RBI is implementing Card Tokenisation norms which will come into effect from 1st October, 2022. These new rules will change the way debit and credit card details are stored by online merchants.
- Payment aggregators are finally prepared for the October 1 rollout of RBI’s card-tokenisation norms.
- The deadline for implementation of tokenisation, which aims to upgrade data security, was extended for the third time in June, 2022 as the payments industry had asked for more time to avoid disruptions.
- The extension from the RBI has also allowed for more awareness among customers.
- For tokenisation, companies have to tie up with payment service providers and set up systems to charge customers’ cards without having to store the information on their servers.
- Razorpay, PhonePe, Worldline provide the bridge for these services between banks and merchants.
- From October 1, spends on platforms like e-commerce, food delivery and streaming services will be processed through tokenisation as against the ‘card on-file’ system, where merchants stored details like card number and expiry date on their servers.
What is tokenisation?
- It refers to replacement of card details with an alternative code called a ‘token’, which is unique for a combination of card, token requestor (the entity that accepts a request from the customer for tokenisation of a card and passes it on to the card network to issue a token) and the device.
- It reduces the chances of fraud arising from sharing card details. The token is used to perform contactless card transactions at point-of-sale (PoS) terminals and QR code payments.
How does tokenisation work?
- The cardholder can get the card tokenised by initiating a request on the app provided by the token requestor. The token requestor will forward the request to the card network which, with the consent of the card issuer, will issue a token corresponding to the combination of the card, the token requestor, and the device.
- The tokens are generated by companies like Visa and MasterCard, which act like Token Service Providers (TSPs), and they provide the tokens to mobile payment or e-commerce platforms so that they can be used during transactions instead of the customer’s credit card details.
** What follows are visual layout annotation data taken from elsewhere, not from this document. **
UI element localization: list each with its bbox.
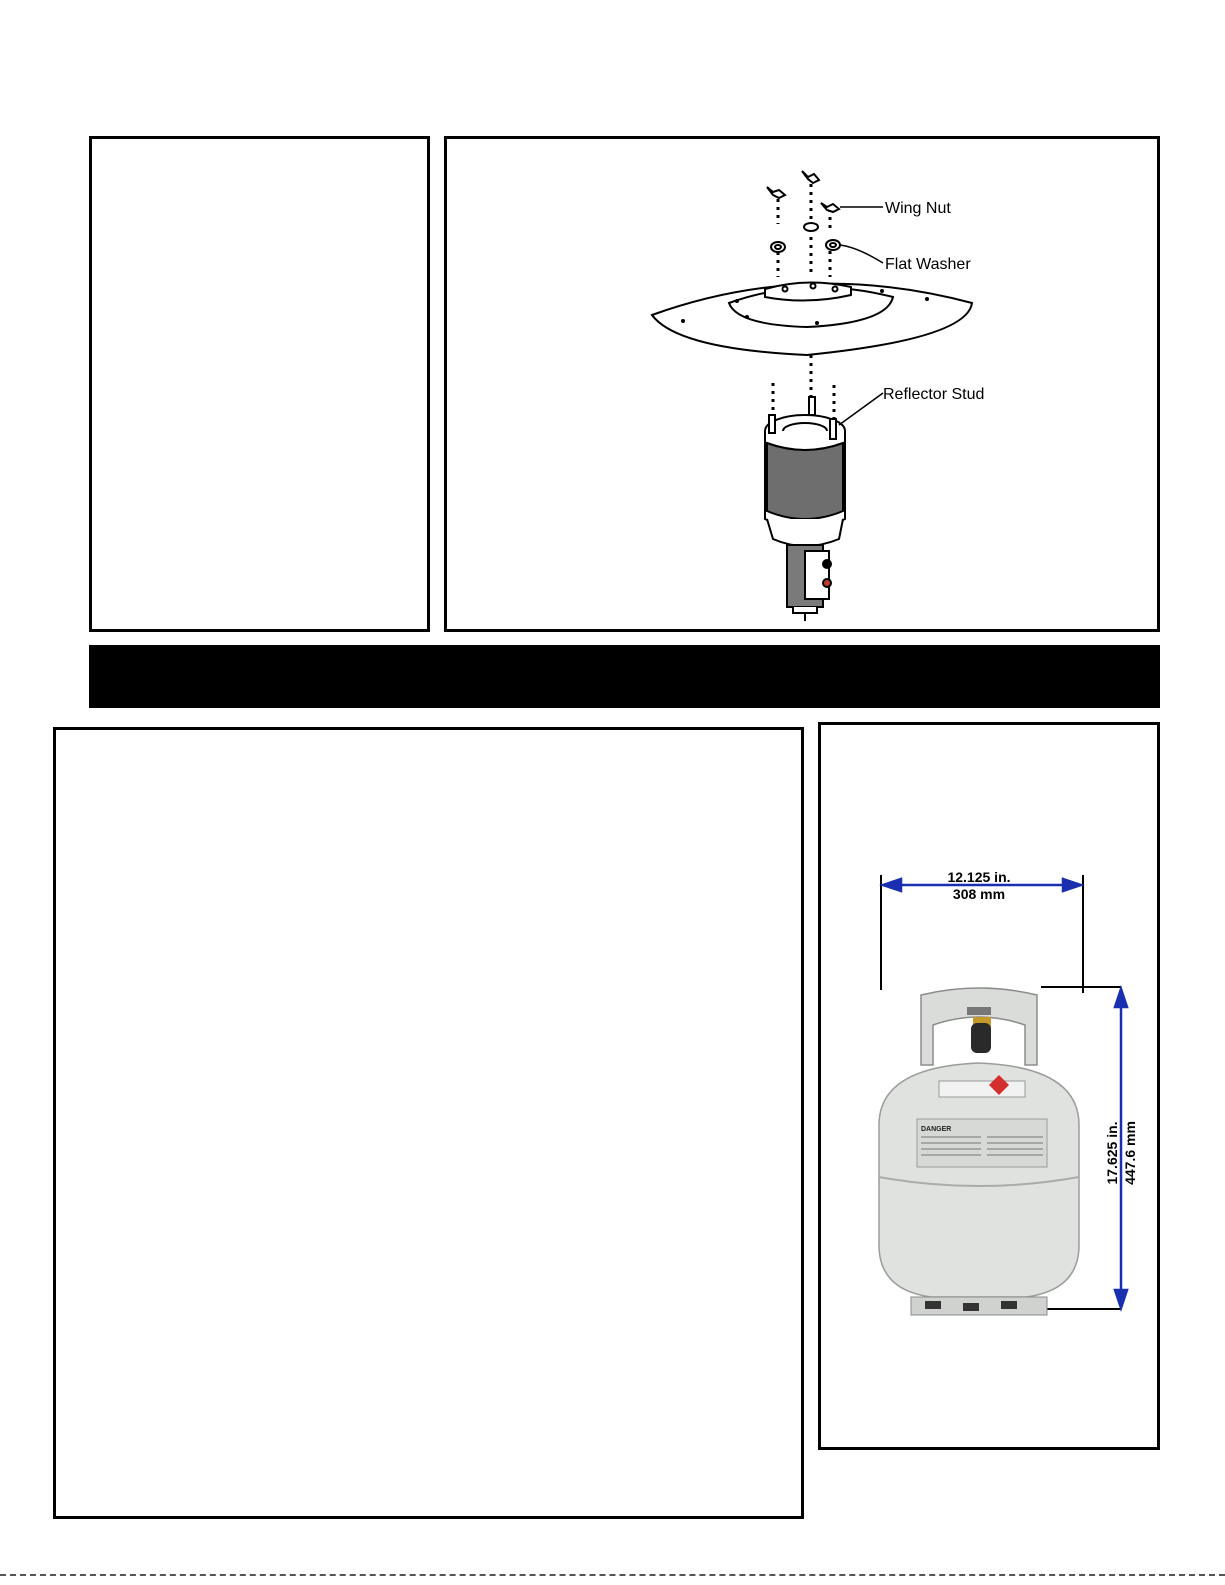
section-header-bar <box>89 645 1160 708</box>
danger-label: DANGER <box>921 1126 952 1133</box>
burner-head <box>765 415 845 621</box>
propane-tank-figure <box>821 725 1157 1447</box>
width-inches-label: 12.125 in. <box>947 869 1011 885</box>
width-mm-label: 308 mm <box>952 886 1006 902</box>
reflector-assembly-diagram <box>447 139 1157 629</box>
height-inches-label: 17.625 in. <box>1104 1121 1120 1185</box>
reflector-stud-label: Reflector Stud <box>883 386 985 403</box>
flat-washer-label: Flat Washer <box>885 256 971 273</box>
wing-nut-label: Wing Nut <box>885 200 951 217</box>
page-bottom-rule <box>0 1574 1225 1576</box>
propane-tank <box>879 988 1079 1315</box>
reflector-assembly-diagram-panel <box>444 136 1160 632</box>
reflector-dish <box>652 282 972 355</box>
propane-tank-dimensions-panel <box>818 722 1160 1450</box>
instruction-panel-top-left <box>89 136 430 632</box>
wing-nut-icon <box>767 171 839 212</box>
instruction-panel-bottom-left <box>53 727 804 1519</box>
height-mm-label: 447.6 mm <box>1122 1121 1138 1185</box>
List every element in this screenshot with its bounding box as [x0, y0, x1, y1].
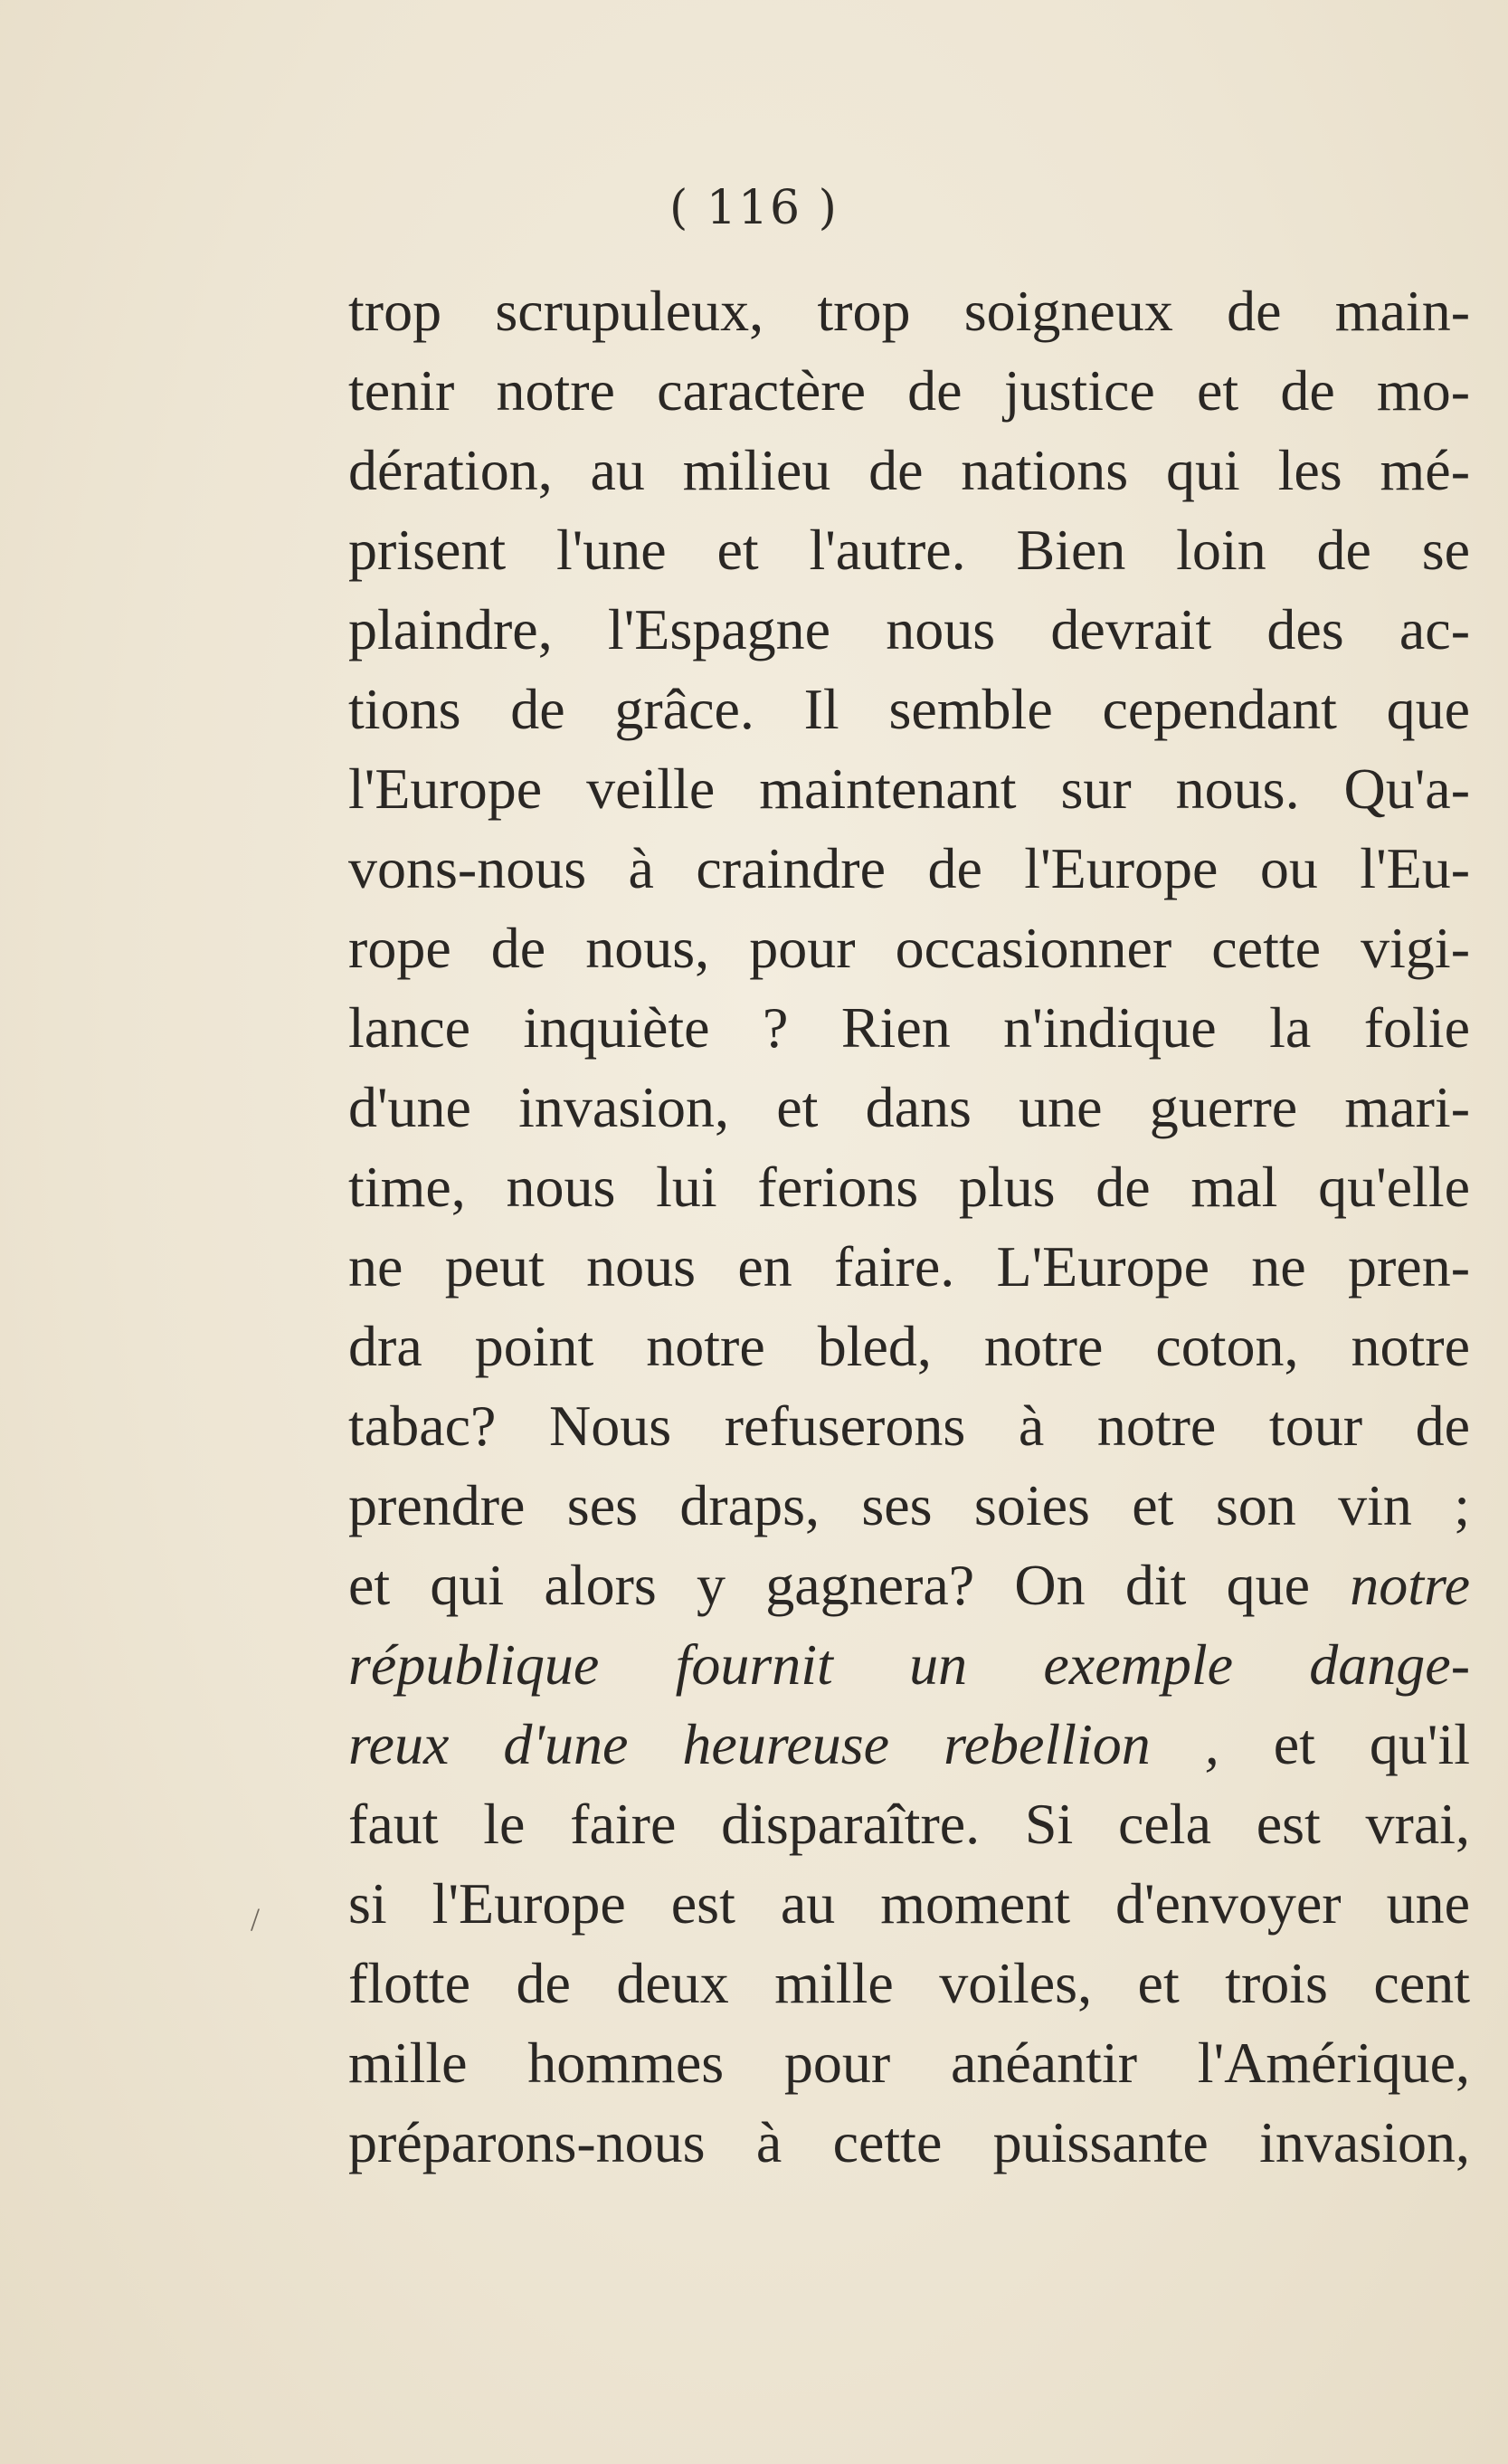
text-line-1: trop scrupuleux, trop soigneux de main-: [348, 279, 1470, 343]
text-line-22: flotte de deux mille voiles, et trois cent: [348, 1951, 1470, 2015]
text-line-17-italic: notre: [1350, 1553, 1470, 1617]
text-line-17: [348, 1546, 1470, 1625]
text-line-23: mille hommes pour anéantir l'Amérique,: [348, 2031, 1470, 2095]
text-line-24: préparons-nous à cette puissante invasion,: [348, 2110, 1470, 2174]
text-line-15: tabac? Nous refuserons à notre tour de: [348, 1394, 1470, 1458]
text-line-19-italic: reux d'une heureuse rebellion ,: [348, 1712, 1219, 1776]
text-line-19: [348, 1705, 1470, 1784]
text-line-5: plaindre, l'Espagne nous devrait des ac-: [348, 597, 1470, 661]
text-line-19-roman: et qu'il: [1219, 1712, 1470, 1776]
text-line-2: tenir notre caractère de justice et de mo-: [348, 358, 1470, 423]
text-line-11: d'une invasion, et dans une guerre mari-: [348, 1075, 1470, 1139]
text-line-7: l'Europe veille maintenant sur nous. Qu'a-: [348, 756, 1470, 821]
page-number: ( 116 ): [669, 181, 839, 235]
text-line-4: prisent l'une et l'autre. Bien loin de se: [348, 518, 1470, 582]
text-line-14: dra point notre bled, notre coton, notre: [348, 1314, 1470, 1378]
body-text: [348, 271, 1470, 2183]
text-line-18: [348, 1625, 1470, 1705]
text-line-21: si l'Europe est au moment d'envoyer une: [348, 1871, 1470, 1936]
text-line-10: lance inquiète ? Rien n'indique la folie: [348, 995, 1470, 1060]
text-line-3: dération, au milieu de nations qui les mé-: [348, 438, 1470, 502]
text-line-20: faut le faire disparaître. Si cela est vrai,: [348, 1792, 1470, 1856]
text-line-9: rope de nous, pour occasionner cette vigi-: [348, 916, 1470, 980]
text-line-13: ne peut nous en faire. L'Europe ne pren-: [348, 1234, 1470, 1299]
text-line-18-italic: république fournit un exemple dange-: [348, 1632, 1470, 1697]
text-line-17-roman: et qui alors y gagnera? On dit que: [348, 1553, 1351, 1617]
text-line-12: time, nous lui ferions plus de mal qu'elle: [348, 1155, 1470, 1219]
margin-mark: /: [251, 1901, 261, 1937]
text-line-8: vons-nous à craindre de l'Europe ou l'Eu-: [348, 836, 1470, 900]
text-line-6: tions de grâce. Il semble cependant que: [348, 677, 1470, 741]
text-line-16: prendre ses draps, ses soies et son vin ;: [348, 1473, 1470, 1537]
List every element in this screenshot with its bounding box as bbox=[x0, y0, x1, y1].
What happens after tokenisation?
- According to the RBI, for transaction tracking and reconciliation, entities can store limited data — last four digits of actual card number and card issuer’s name — in compliance with applicable standards.
- Actual card data, token and other relevant details are stored in a secure mode by authorised card networks. The token requestor cannot store the card number, or any other card detail.
- Card networks are also mandated to get the token requestor certified for security conforming to international best practices / globally accepted standards.
- A customer can choose whether or not to let his or her card tokenised. Besides, the card issuer should also give the cardholder the facility to view the list of merchants for whom he or she has opted for CoF transactions, and to de-register any such token.